Donald Rumsfeld, who served as former President George W Bush’s defence secretary and was the architect of the wars in Afghanistan and Iraq in the wake of the September 11, 2001 terrorist attacks on the United States, died at the age of 88, his family announced Wednesday.
His stint as Bush’s defence secretary from 2001-2006 was his second, after serving as the youngest Secretary of Defense in US history under former President Gerald Ford from 1975-1977.
“History may remember him for his extraordinary accomplishments over six decades of public service, but for those who knew him best and whose lives were forever changed as a result, we will remember his unwavering love for his wife Joyce, his family and friends, and the integrity he brought to a life dedicated to country,” Rumsfeld’s family said in a statement posted on Twitter.
Rumsfeld “was surrounded by family in his beloved Taos, New Mexico”, his family said but they did not indicate when he died.
Bush, in a statement, said, “On the morning of September 11, 2001, Donald Rumsfeld ran to the fire at the Pentagon to assist the wounded and ensure the safety of survivors. For the next five years, he was in steady service as a wartime secretary of defense – a duty he carried out with strength, skill, and honor.”
Bush praised Rumsfeld as “a man of intelligence, integrity, and almost inexhaustible energy, he never paled before tough decisions, and never flinched from responsibility” and said “the United States of America is safer and better off for his service.”
Iyad el-Baghdadi, president of the Kawaakibi Foundation, a research and activist group focused on liberty in the Arab world, was highly critical of Rumsfeld tweeting, “Donald Rumsfeld was a war criminal who presided over illegal wars that involved wholesale massacres of civilians, systemic torture and plunder, and massive corruption. The country he helped break has still not recovered. This is his legacy. May he burn in hell for all eternity.”
Rumsfeld oversaw the US invasion of Afghanistan in 2001 and the 2003 overthrow of Saddam Hussein in Iraq, but failed to maintain law and order in the aftermath, and Iraq descended into chaos with a bloody insurgency and violence between Sunni and Shi’ite Muslims. US troops remained in Iraq until 2011, long after he left his post.
Many historians and military experts blamed Rumsfeld for decisions that led to difficulties in Iraq and Afghanistan.
For example, Rumsfeld insisted on a relatively small invasion force in Iraq in 2003, rejecting the views of many generals. The force then was insufficient to stabilize Iraq when Saddam fell.

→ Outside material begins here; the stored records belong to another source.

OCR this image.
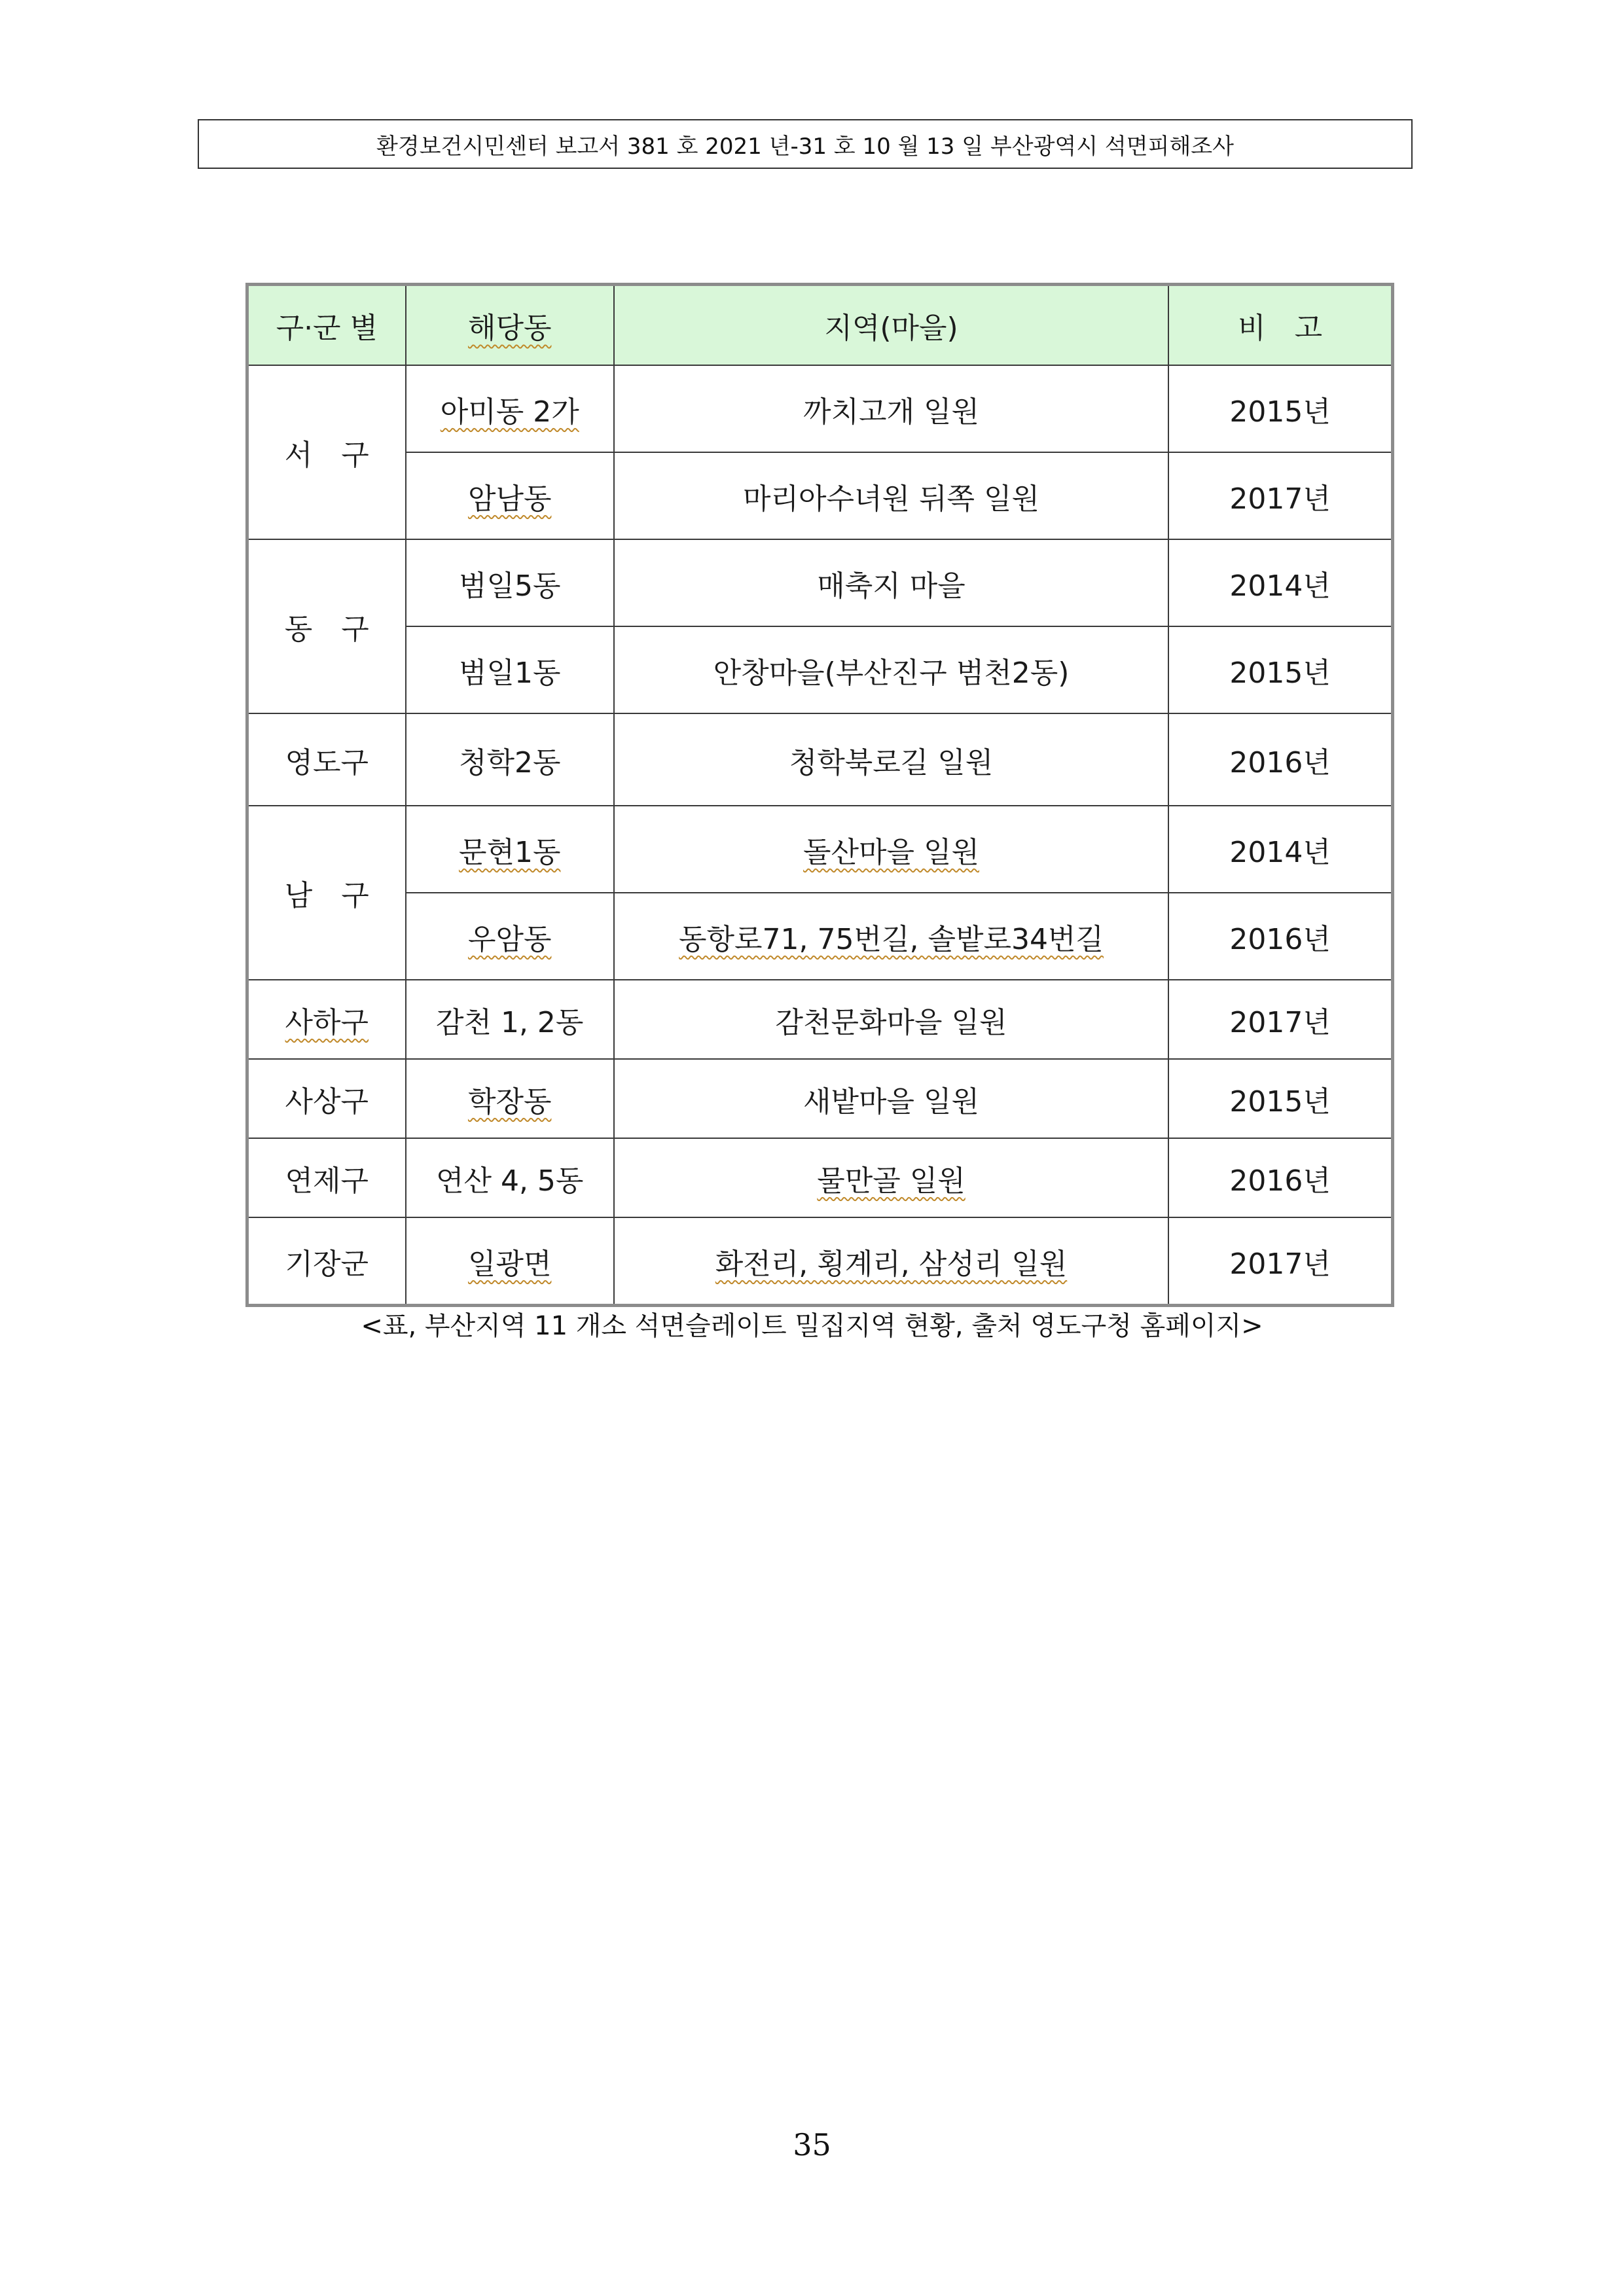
환경보건시민센터 보고서 381 호 2021 년-31 호 10 월 13 일 부산광역시 석면피해조사
구·군 별	해당동	지역(마을)	비　고
서　구	아미동 2가	까치고개 일원	2015년
	암남동	마리아수녀원 뒤쪽 일원	2017년
동　구	범일5동	매축지 마을	2014년
	범일1동	안창마을(부산진구 범천2동)	2015년
영도구	청학2동	청학북로길 일원	2016년
남　구	문현1동	돌산마을 일원	2014년
	우암동	동항로71, 75번길, 솔밭로34번길	2016년
사하구	감천 1, 2동	감천문화마을 일원	2017년
사상구	학장동	새밭마을 일원	2015년
연제구	연산 4, 5동	물만골 일원	2016년
기장군	일광면	화전리, 횡계리, 삼성리 일원	2017년
<표, 부산지역 11 개소 석면슬레이트 밀집지역 현황, 출처 영도구청 홈페이지>
35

As he did in Iraq, Rumsfeld in 2001 sent a small force to Afghanistan, quickly chased the Taliban from power and then failed to establish law and order or capture Osama bin Laden, who remained elusive for another decade.
Iraq War
Rumsfeld played a leading role ahead of the war in making the case to the world for the March 2003 invasion of Iraq. He warned of the dangers of Iraqi weapons of mass destruction but no such weapons were ever discovered.
Critics faulted Rumsfeld for dismissing the pre-invasion assessment of the Army’s top general, Eric Shinseki, that several hundred thousand allied troops would be needed to stabilize Iraq.
Rumsfeld also was accused of being slow to recognize the emergence of the insurgency in 2003 and the threat it posed.
In a 2011 interview with Al Jazeera, Rumsfeld was asked about whether the initial size of the Iraq invasion force and the Bush administration policies regarding the war were “responsible for the killing of innocent Iraqis”.
“You keep making assertions which are fundamentally false,” a combative Rumsfeld responded. “No one in the Pentagon said they [number of troops] were not enough.”
Afghanistan
Rumsfeld also oversaw the US invasion of Afghanistan in 2001 to oust the Taliban leaders who had harbored the al-Qaeda leaders responsible for the September 11 attacks on the United States.
US forces during Rumsfeld’s tenure also were unable to track down Osama bin Laden. The al-Qaeda chief slipped past a modest force of US special operations troops and CIA officers along with allied Afghan fighters in the Afghan mountains of Tora Bora in December 2001. US forces killed him in 2011.
Critics argue that had Rumsfeld devoted more troops to the Afghan effort, bin Laden may have been taken. But as he wrote in “Rumsfeld’s Rules,” his compilation of truisms dating to the 1970s: “If you are not criticized, you may not be doing much.”
Rumsfeld twice offered his resignation to Bush in 2004 amid disclosures that US troops had abused detainees at Iraq’s Abu Ghraib prison — an episode he later referred to as his darkest hour as defense secretary.
Not until November 2006, after Democrats gained control of Congress by riding a wave of antiwar sentiment, did Bush finally decide Rumsfeld had to go. He left office in December, replaced by Robert Gates.